Couchsurfer Kian can only meet me in the evening, so I explore the island with a cab driver. Qeshm is notorious for its smugglers, who transport cigarettes and gas canisters to the Musandam Peninsula or to the United Arab Emirates in wooden boats. But it is also famous for its canyons and sandstone mesas, which you would think you were more likely to see in Utah as the backdrop to a cowboy movie. Apart from that, plenty of dust, a couple of chimneys burning gas, and mangrove wood on the shore. Unlike the fifteen-times-smaller Kish, Qeshm isn’t geared toward mass tourism.

But, as Kian explains over an evening meal of fish stew in an austere restaurant with wobbly tables and designer lamps, that is all about to change. He is a pleasantly chubby guy, 6’2”, red Nike polo shirt, and rimless glasses. Two new five-star hotels are being constructed, as well as four shopping centers, he explains. As far as hotels are concerned, in my mind there’s room indeed for improvement. The state is creating the prerequisites for the boom—contractors pay no taxes, the same applies for employees like Kian, who works as an engineer for a gas power plant.

He tells me that today is an important day for Iran. As part of the nuclear negotiations, sanctions against Iran have been relaxed. From today, for the first time in thirty-five years, airplane parts can be imported from the U.S. On top of that, Iran can again export oil, and 4.9 billion of a total 100 billion U.S. dollars frozen in foreign accounts has been released. “We have had two hundred plane accidents in recent decades, with more than two thousand deaths, which were mostly down to the lack of spare parts,” explains Kian. Supplies of medication have also been affected by the sanctions and caused many deaths in Iran, among cancer patients, for instance. “It never hurts the government but always the ordinary people.”

In the summer Kian plans to travel to Europe.
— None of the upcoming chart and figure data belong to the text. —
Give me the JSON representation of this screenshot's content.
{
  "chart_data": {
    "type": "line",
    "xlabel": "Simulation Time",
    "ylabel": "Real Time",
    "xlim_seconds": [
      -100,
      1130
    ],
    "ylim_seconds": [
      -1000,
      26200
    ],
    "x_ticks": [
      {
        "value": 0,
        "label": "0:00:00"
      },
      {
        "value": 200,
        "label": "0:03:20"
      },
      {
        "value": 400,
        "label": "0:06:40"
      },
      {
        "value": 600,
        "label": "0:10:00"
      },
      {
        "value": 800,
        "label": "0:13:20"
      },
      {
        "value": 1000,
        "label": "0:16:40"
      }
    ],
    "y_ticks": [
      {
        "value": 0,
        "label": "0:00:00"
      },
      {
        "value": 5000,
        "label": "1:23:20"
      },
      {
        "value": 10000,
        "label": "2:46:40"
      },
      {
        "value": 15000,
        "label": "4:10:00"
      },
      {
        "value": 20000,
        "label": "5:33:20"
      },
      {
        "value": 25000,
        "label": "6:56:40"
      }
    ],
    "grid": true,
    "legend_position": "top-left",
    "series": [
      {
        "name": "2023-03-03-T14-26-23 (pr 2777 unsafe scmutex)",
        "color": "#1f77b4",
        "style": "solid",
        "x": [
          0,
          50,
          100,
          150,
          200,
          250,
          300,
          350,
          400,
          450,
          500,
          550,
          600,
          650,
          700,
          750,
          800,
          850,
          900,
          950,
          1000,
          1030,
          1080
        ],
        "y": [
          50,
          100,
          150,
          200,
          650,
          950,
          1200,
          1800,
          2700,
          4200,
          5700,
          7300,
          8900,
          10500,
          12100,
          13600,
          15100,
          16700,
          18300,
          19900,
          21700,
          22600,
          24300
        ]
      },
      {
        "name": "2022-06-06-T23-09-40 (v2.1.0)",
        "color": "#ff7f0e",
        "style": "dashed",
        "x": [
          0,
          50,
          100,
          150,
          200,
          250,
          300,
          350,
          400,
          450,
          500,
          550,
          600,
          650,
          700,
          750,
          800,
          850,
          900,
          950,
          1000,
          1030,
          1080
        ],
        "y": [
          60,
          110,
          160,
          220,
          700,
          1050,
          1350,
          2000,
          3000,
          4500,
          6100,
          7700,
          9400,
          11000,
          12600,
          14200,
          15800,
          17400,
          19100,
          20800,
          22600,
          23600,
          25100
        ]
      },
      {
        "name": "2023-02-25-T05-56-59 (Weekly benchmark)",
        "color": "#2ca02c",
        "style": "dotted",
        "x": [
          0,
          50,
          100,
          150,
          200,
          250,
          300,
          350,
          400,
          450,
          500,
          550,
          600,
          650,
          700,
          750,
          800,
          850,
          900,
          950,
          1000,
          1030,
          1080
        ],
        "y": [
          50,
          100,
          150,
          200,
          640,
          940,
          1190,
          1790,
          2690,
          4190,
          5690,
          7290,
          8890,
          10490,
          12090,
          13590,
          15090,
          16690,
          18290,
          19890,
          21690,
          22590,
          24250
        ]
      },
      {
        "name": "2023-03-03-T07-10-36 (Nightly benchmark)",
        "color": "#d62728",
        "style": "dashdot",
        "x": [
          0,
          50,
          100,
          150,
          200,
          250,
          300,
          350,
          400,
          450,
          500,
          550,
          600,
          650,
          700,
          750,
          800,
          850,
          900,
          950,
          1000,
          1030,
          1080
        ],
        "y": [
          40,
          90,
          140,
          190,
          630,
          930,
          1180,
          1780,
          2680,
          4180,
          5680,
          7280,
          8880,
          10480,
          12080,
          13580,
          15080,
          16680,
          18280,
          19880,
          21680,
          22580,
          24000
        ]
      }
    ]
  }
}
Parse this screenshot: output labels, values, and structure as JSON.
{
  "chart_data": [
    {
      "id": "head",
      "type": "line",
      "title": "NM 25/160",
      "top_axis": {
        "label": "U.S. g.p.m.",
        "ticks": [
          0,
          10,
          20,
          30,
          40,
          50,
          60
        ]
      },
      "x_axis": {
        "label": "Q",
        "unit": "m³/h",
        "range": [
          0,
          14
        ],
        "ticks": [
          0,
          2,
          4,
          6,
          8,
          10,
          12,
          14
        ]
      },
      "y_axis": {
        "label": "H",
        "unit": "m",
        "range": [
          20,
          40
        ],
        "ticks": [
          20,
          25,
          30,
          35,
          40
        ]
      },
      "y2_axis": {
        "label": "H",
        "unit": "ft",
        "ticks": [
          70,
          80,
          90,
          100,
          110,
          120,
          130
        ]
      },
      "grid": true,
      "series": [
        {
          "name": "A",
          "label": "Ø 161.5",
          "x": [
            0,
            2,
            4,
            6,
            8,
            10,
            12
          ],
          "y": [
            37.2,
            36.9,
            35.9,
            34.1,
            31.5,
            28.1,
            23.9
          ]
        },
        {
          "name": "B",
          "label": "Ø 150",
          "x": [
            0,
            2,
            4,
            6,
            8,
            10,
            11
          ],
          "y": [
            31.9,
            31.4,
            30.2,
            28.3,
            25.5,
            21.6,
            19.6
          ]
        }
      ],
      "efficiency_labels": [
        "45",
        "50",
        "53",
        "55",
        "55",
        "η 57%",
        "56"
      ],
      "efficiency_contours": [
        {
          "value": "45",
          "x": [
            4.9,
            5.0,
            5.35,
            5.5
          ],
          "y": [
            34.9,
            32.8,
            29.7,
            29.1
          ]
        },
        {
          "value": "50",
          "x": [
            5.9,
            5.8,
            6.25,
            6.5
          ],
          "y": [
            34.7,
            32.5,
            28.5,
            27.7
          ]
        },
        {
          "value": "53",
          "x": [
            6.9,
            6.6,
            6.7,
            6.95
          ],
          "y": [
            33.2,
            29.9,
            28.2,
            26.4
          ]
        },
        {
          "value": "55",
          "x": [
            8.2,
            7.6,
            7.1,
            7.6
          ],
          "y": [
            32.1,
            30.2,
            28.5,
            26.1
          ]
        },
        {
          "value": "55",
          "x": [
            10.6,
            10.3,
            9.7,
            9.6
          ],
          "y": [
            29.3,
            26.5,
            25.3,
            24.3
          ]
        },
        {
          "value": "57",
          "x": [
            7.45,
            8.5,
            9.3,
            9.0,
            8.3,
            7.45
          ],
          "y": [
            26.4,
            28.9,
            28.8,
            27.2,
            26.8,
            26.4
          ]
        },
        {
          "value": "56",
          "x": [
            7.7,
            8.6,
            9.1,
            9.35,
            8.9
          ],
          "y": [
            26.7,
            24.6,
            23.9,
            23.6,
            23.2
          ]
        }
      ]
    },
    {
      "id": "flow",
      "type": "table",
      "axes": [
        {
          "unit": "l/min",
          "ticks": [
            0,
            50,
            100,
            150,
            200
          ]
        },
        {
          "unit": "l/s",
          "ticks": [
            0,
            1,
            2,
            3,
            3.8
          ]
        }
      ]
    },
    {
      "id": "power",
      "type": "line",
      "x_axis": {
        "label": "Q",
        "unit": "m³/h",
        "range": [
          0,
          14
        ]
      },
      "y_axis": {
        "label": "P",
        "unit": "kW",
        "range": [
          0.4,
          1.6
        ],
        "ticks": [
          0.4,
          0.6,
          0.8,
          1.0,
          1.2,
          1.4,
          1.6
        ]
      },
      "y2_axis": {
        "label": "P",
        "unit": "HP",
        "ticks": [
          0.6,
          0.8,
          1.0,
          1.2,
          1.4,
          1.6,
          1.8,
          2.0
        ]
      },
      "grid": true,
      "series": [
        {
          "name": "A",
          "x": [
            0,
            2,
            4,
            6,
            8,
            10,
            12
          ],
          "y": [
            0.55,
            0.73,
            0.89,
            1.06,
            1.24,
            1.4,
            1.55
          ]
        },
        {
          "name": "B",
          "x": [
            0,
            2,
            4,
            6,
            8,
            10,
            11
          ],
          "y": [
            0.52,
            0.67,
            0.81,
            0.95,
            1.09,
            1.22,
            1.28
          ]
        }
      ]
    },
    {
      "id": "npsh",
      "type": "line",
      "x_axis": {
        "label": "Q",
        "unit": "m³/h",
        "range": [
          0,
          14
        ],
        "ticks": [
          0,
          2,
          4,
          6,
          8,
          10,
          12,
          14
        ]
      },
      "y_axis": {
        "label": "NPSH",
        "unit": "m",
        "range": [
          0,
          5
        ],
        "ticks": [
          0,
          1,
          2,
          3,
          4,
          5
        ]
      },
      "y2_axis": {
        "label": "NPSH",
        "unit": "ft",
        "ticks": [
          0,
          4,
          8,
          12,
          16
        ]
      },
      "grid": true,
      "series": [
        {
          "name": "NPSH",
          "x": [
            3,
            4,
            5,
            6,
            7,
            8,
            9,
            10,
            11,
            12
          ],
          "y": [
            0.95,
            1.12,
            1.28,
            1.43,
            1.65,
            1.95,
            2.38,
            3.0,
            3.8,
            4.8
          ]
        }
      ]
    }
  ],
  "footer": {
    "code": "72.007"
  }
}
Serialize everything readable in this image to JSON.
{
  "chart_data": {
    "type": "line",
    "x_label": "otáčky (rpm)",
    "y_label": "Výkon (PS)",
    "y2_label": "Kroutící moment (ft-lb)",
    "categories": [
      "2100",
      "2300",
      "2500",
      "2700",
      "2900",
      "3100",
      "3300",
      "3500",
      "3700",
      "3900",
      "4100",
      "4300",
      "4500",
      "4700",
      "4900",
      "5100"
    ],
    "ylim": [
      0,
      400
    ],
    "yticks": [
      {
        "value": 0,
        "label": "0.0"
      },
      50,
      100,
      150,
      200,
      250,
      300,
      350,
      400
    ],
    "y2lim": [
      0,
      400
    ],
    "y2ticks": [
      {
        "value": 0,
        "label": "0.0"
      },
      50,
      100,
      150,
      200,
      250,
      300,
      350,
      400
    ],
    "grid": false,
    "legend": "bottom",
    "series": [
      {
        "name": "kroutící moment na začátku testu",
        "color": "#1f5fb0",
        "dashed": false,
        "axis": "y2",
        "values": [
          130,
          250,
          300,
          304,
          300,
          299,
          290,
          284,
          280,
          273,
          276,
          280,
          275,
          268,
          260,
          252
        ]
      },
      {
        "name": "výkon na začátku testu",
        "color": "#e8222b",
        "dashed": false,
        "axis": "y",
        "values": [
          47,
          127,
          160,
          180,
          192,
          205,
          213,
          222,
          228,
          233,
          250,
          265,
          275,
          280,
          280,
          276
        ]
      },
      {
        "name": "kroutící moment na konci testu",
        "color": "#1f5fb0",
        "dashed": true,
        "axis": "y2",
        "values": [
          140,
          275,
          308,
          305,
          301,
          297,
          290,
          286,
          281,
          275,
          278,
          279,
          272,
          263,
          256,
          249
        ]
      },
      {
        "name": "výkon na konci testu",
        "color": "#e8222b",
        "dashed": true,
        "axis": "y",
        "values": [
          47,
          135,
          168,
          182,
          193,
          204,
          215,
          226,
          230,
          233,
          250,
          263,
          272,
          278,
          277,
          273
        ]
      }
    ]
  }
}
First to Italy, because he’s heard that it’s the easiest place to get Schengen visas. From there to Disneyland, near Paris, then to Germany, where an uncle lives near Stuttgart. His uncle has already taught him three words, which he proudly recites: “ tschüss ” (bye) and “ guts nächtle ” (good night in the Swabian dialect).

BAM

Population: 77,000

Province: Kerman

картинка 26

LOST IN TRANSPORTATION II

THE NEXT MORNINGI take the ferry back to the mainland. In the bleak bus terminal of Bandar Abbas I ping-pong from counter to counter until eventually a giggling woman in a chador sells me a ticket to Bam. She asks for my passport so that she can enter my name on the ticket. While I’m rummaging through my backpack, she has second thoughts and simply writes “Mr. Price” on my ticket. Allah only knows how she chose that name. From the poster on the wall behind the counter, Ayatollah Khomeini looks down on me probingly.

I have an hour to kill before departure, so I buy myself a kebab: burnt chicken bits, black-red tomatoes, and onions in pita bread.

“Where do you come from?” asks the vendor.

“Germany,” I reply.

Alamâni ! Germany, Aryan! Klinsmann!” he says

“Ali Daei! Mehdi Mahdavikia!” I reply.

Soccer Esperanto always works. We both laugh, but I feel a bit like a dumbass everybody is nice to because they all think that the poor old guy hasn’t got it easy in life, so we may as well be friendly to him. It’s high time I learned Persian.

Of course, with these thoughts I’m being unfair to the cheerful vendor. But everyone who travels extensively knows you make a fool of yourself three to ten times more often when you’re away from home. Buying fruit, at the ticket window, asking for directions. When routine situations that at home come naturally suddenly require a creative solution, then it’s a good experience because it teaches you humility and to laugh at yourself. You can be a five-year-old child again on a dare buying a strawberry ice cream with your mom’s money. Simple exercises, with failure and tears not excluded. Sometimes at an interview they ask applicants more personal questions, such as: When did you last push yourself to your limits? I think it would be much more revealing to know when someone last made a complete and utter fool of themselves.